Page 39 of Reaper and Ruin
X grabbed his hand. “I’ll supply my own costume.” He glanced over at me. “You can sew, right? I’m thinking a black snake. With giant fangs. And sequins!”
I rolled my eyes, but X didn’t notice. He’d already turned his attention back to the coach. “I’ll be the best damn mascot this team has ever seen.”
“You’d be the only mascot this team has ever seen,” the coach countered dryly.
“What do you have to lose?” I asked. “You aren’t paying him. He’ll supply everything. And I think you’ve already seen, he can be quite entertaining.”
“What’s funnier than a hockey mascot who can’t skate?” Levi backed up my argument.
The coach blinked fast, glancing between me, Levi, and X, and then shook his head and threw his hands up, clearly bamboozled. “Okay, okay. If I say yes, will you get off my ice so I can actually start the tryouts?”
I clapped the coach on the back. “You got it. Just pretend we were never here.”
“I don’t think that’s possible.” He wiped sweat off his brow.
X was already shakily skating away. “MacIntosh! Guess what! I made the team! But I’m all out of best friend spots.” He glanced over at me and Levi. “I’ve already got a couple of those.”
12
VIOLET
Sequins littered my living room floor. They were down the cracks of couches, sprinkled across the countertop, and I’d even found a couple floating in my bath. I stared at the sparkly black blob as it floated along between the bubbles, and flicked it out, kinda hoping to never see a sequin again in my life.
We’d taken a crash course in sewing, aided by Queenie who’d heard about our plight to make X the biggest and best costume we possibly could. And thank God, because without her, the thing would still be in pieces. She’d whipped the four of us into a production line and somehow turned huge bits of foam and fabric and mesh into a giant snake’s head that X had been wearing proudly for the past two days, claiming he was a method actor who needed to be in character at all times.
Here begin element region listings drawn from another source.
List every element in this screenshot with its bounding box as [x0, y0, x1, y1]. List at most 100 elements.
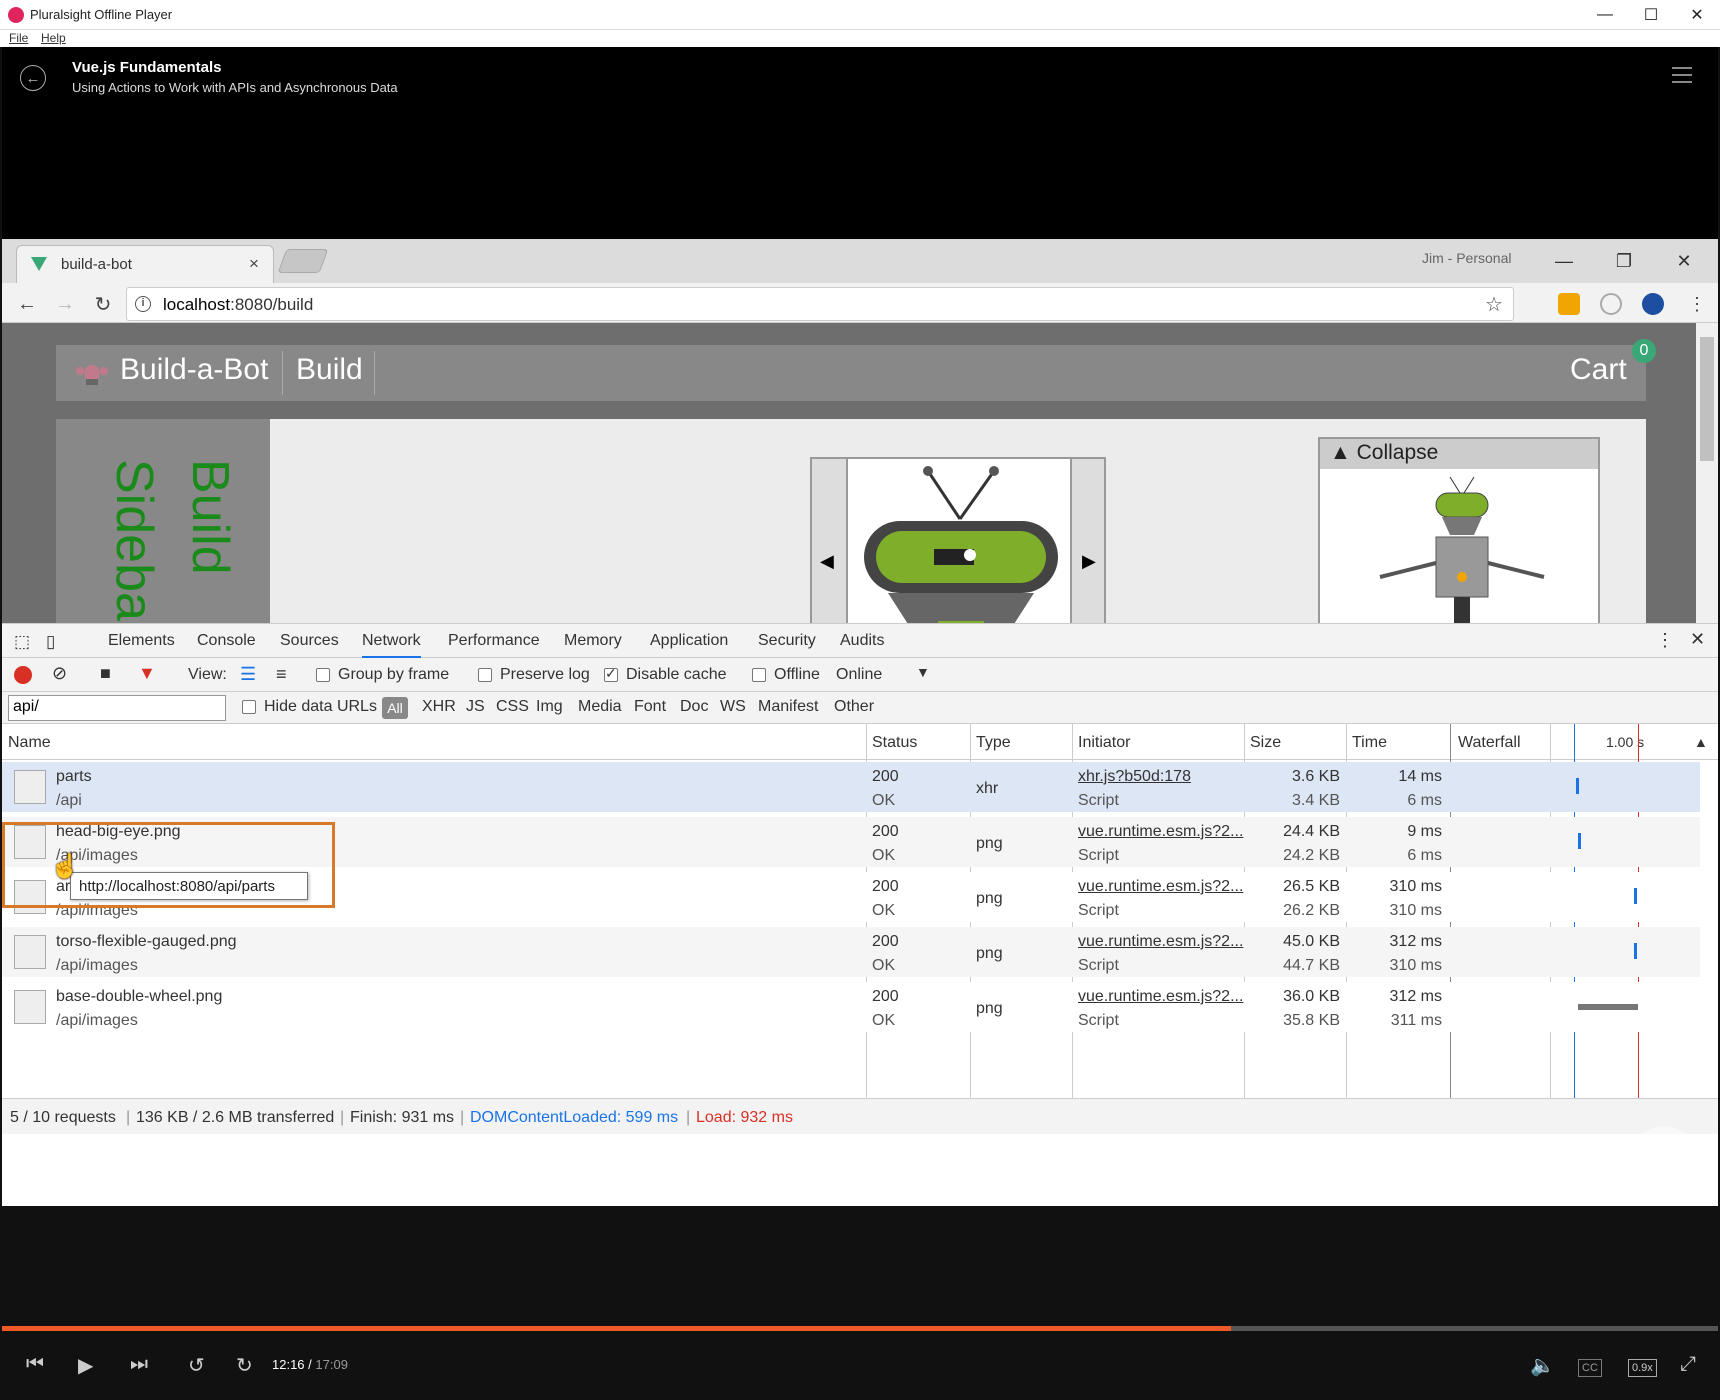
prev-part-arrow[interactable]: ◀	[820, 551, 834, 572]
record-icon[interactable]	[14, 666, 32, 684]
preserve-log-checkbox[interactable]	[478, 668, 492, 682]
request-name[interactable]: base-double-wheel.png	[56, 988, 222, 1006]
page-scrollbar[interactable]	[1696, 323, 1718, 623]
filter-type-manifest[interactable]: Manifest	[758, 698, 818, 716]
filter-input[interactable]: api/	[8, 695, 226, 721]
forward-10-icon[interactable]: ↻	[236, 1353, 253, 1378]
site-brand[interactable]: Build-a-Bot	[120, 353, 268, 387]
info-icon[interactable]: i	[135, 296, 151, 312]
throttle-select[interactable]: Online	[836, 666, 882, 684]
tab-application[interactable]: Application	[650, 632, 728, 650]
nav-cart[interactable]: Cart	[1570, 353, 1627, 387]
filter-type-doc[interactable]: Doc	[680, 698, 708, 716]
table-row[interactable]: parts/api 200 OK xhr xhr.js?b50d:178 Script 3.…	[2, 762, 1700, 812]
menu-file[interactable]: File	[9, 31, 28, 45]
clear-icon[interactable]: ⊘	[52, 663, 67, 684]
table-row[interactable]: base-double-wheel.png/api/images 200 OK png…	[2, 982, 1700, 1032]
initiator-link[interactable]: vue.runtime.esm.js?2...	[1078, 823, 1243, 841]
menu-help[interactable]: Help	[41, 31, 66, 45]
url-text[interactable]: localhost:8080/build	[163, 295, 313, 315]
device-toolbar-icon[interactable]: ▯	[46, 632, 55, 652]
close-button[interactable]: ✕	[1674, 0, 1720, 30]
tab-network[interactable]: Network	[362, 632, 421, 658]
previous-icon[interactable]: ⏮	[26, 1353, 44, 1376]
filter-type-ws[interactable]: WS	[720, 698, 746, 716]
fullscreen-icon[interactable]: ⤢	[1680, 1353, 1696, 1376]
captions-icon[interactable]: CC	[1578, 1359, 1602, 1377]
filter-type-all[interactable]: All	[382, 697, 408, 719]
scrollbar-thumb[interactable]	[1700, 337, 1714, 461]
capture-screenshots-icon[interactable]: ■	[100, 663, 111, 684]
next-clip-icon[interactable]	[1634, 1126, 1694, 1186]
more-icon[interactable]: ⋮	[1682, 289, 1712, 319]
collapse-button[interactable]: ▲ Collapse	[1320, 439, 1598, 469]
new-tab-button[interactable]	[277, 249, 329, 273]
col-status[interactable]: Status	[872, 734, 917, 752]
initiator-link[interactable]: xhr.js?b50d:178	[1078, 768, 1191, 786]
tab-elements[interactable]: Elements	[108, 632, 175, 650]
initiator-link[interactable]: vue.runtime.esm.js?2...	[1078, 933, 1243, 951]
tab-close-icon[interactable]: ×	[249, 254, 259, 274]
maximize-button[interactable]: ☐	[1628, 0, 1674, 30]
col-name[interactable]: Name	[8, 734, 51, 752]
col-size[interactable]: Size	[1250, 734, 1281, 752]
forward-icon[interactable]: →	[50, 289, 80, 319]
devtools-close-icon[interactable]: ✕	[1690, 629, 1705, 650]
tab-security[interactable]: Security	[758, 632, 816, 650]
col-initiator[interactable]: Initiator	[1078, 734, 1130, 752]
nav-build[interactable]: Build	[296, 353, 363, 387]
request-name[interactable]: parts	[56, 768, 92, 786]
filter-type-img[interactable]: Img	[536, 698, 563, 716]
minimize-button[interactable]: —	[1582, 0, 1628, 30]
extension-icon[interactable]	[1600, 293, 1622, 315]
vue-devtools-icon[interactable]	[1642, 293, 1664, 315]
tab-memory[interactable]: Memory	[564, 632, 622, 650]
tab-performance[interactable]: Performance	[448, 632, 540, 650]
filter-type-xhr[interactable]: XHR	[422, 698, 456, 716]
tab-sources[interactable]: Sources	[280, 632, 339, 650]
rewind-10-icon[interactable]: ↺	[188, 1353, 205, 1378]
filter-type-other[interactable]: Other	[834, 698, 874, 716]
group-by-frame-checkbox[interactable]	[316, 668, 330, 682]
reload-icon[interactable]: ↻	[88, 289, 118, 319]
inspect-element-icon[interactable]: ⬚	[14, 632, 30, 652]
throttle-dropdown-icon[interactable]: ▼	[916, 664, 930, 680]
offline-checkbox[interactable]	[752, 668, 766, 682]
large-rows-icon[interactable]: ☰	[240, 664, 256, 685]
back-arrow-icon[interactable]: ←	[20, 65, 46, 91]
col-waterfall[interactable]: Waterfall	[1458, 734, 1521, 752]
initiator-link[interactable]: vue.runtime.esm.js?2...	[1078, 988, 1243, 1006]
hide-data-urls-checkbox[interactable]	[242, 700, 256, 714]
sort-asc-icon[interactable]: ▲	[1694, 734, 1708, 750]
request-name[interactable]: torso-flexible-gauged.png	[56, 933, 237, 951]
filter-icon[interactable]: ▼	[138, 663, 156, 684]
filter-type-css[interactable]: CSS	[496, 698, 529, 716]
back-icon[interactable]: ←	[12, 289, 42, 319]
col-time[interactable]: Time	[1352, 734, 1387, 752]
profile-name[interactable]: Jim - Personal	[1422, 250, 1511, 266]
filter-type-font[interactable]: Font	[634, 698, 666, 716]
play-icon[interactable]: ▶	[78, 1353, 93, 1378]
browser-restore-button[interactable]: ❐	[1602, 245, 1646, 277]
bookmark-star-icon[interactable]: ☆	[1485, 292, 1503, 317]
devtools-menu-icon[interactable]: ⋮	[1656, 630, 1674, 651]
browser-tab[interactable]: build-a-bot ×	[16, 245, 274, 283]
speed-button[interactable]: 0.9x	[1628, 1359, 1657, 1377]
address-bar[interactable]: i localhost:8080/build ☆	[126, 287, 1514, 321]
col-type[interactable]: Type	[976, 734, 1011, 752]
tab-console[interactable]: Console	[197, 632, 256, 650]
next-icon[interactable]: ⏭	[130, 1353, 148, 1376]
next-part-arrow[interactable]: ▶	[1082, 551, 1096, 572]
filter-type-js[interactable]: JS	[466, 698, 485, 716]
browser-minimize-button[interactable]: —	[1542, 245, 1586, 277]
tab-audits[interactable]: Audits	[840, 632, 884, 650]
extension-icon[interactable]	[1558, 293, 1580, 315]
volume-icon[interactable]: 🔈	[1530, 1353, 1555, 1378]
disable-cache-checkbox[interactable]	[604, 665, 618, 682]
browser-close-button[interactable]: ✕	[1662, 245, 1706, 277]
menu-icon[interactable]	[1672, 67, 1692, 88]
filter-type-media[interactable]: Media	[578, 698, 622, 716]
initiator-link[interactable]: vue.runtime.esm.js?2...	[1078, 878, 1243, 896]
table-row[interactable]: torso-flexible-gauged.png/api/images 200 O…	[2, 927, 1700, 977]
overview-icon[interactable]: ≡	[276, 664, 287, 685]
I’d drawn the line at him wearing it, and nothing else, to bed. If I’d ever even thought of having some sort of snake kink, it had been well and truly satisfied.
But it had all been a good distraction from psychopaths who lingered out of sight, watching us in the darkness, and it had kept me from counting down the days and hours to Toby’sfuneral. I’d had a stilted phone call from his cousin, a woman I’d never even heard him speak of, telling me the date and time and place.
It hurt me his parents hadn’t called me themselves, but they were mourning, and I understood.
I smoothed out my long black dress, flicking off another damn sequin that seemed intent on hitchhiking. When X knocked on the door to pick me up, I half expected he would still be wearing his mascot headpiece, but he wasn’t. He just stood there, all six feet something of him in a suit that was slightly too short.
“Did you wear your brother’s suit again?”
He tugged at the sleeves that didn’t cover his wrists. “He really needs to grow.”
“Or you need to buy your own.”
He grinned at me. “I have one. It’s snake shaped.”
I shook my head and tucked my arm into his. Levi and Whip both waited downstairs, leaning on the side of Whip’s car. I sucked in a breath at the sight of them. Whip in a suit wasn’t anything I hadn’t seen before, but I’d barely seen Levi in anything other than ratty jeans and his club jacket.
“Wipe your drool, Omelet.”
I elbowed X but let him go so I could greet Whip and Levi. Whip put his hand to the small of my back to draw me in for a kiss that was so featherlight across my lips it did nothing but leave me wanting more.
Levi brought the more. He waited until Whip had his turn and then grasped the side of my face. He tilted it up so he could bring his lips down over mine. “You look beautiful, Vi.”
He kissed me before I could respond, stealing any words that might have been lingering on my tongue, and then opened the back door for me. He helped me in, and I slid over so he could get in behind me.
Whip and X took the front seats. We drove silently to the only church in Saint View. I couldn’t remember ever going there before, but I’d seen it in passing, from the back seat of the bus I took into Providence when a job had me out that way. It was surrounded by neatly cared for green grass, the graves of the deceased stretching far behind the little church and its surrounding buildings and parking lot.
Whip found a spot to leave the car, and the four of us got out, the men flanking me as we walked toward the doors.
Nyah and Dax waited just to the left of them, in dark-colored clothes that matched ours. She stepped forward and squeezed my hand.
I smiled at her gratefully. “You didn’t need to come. You didn’t know him.”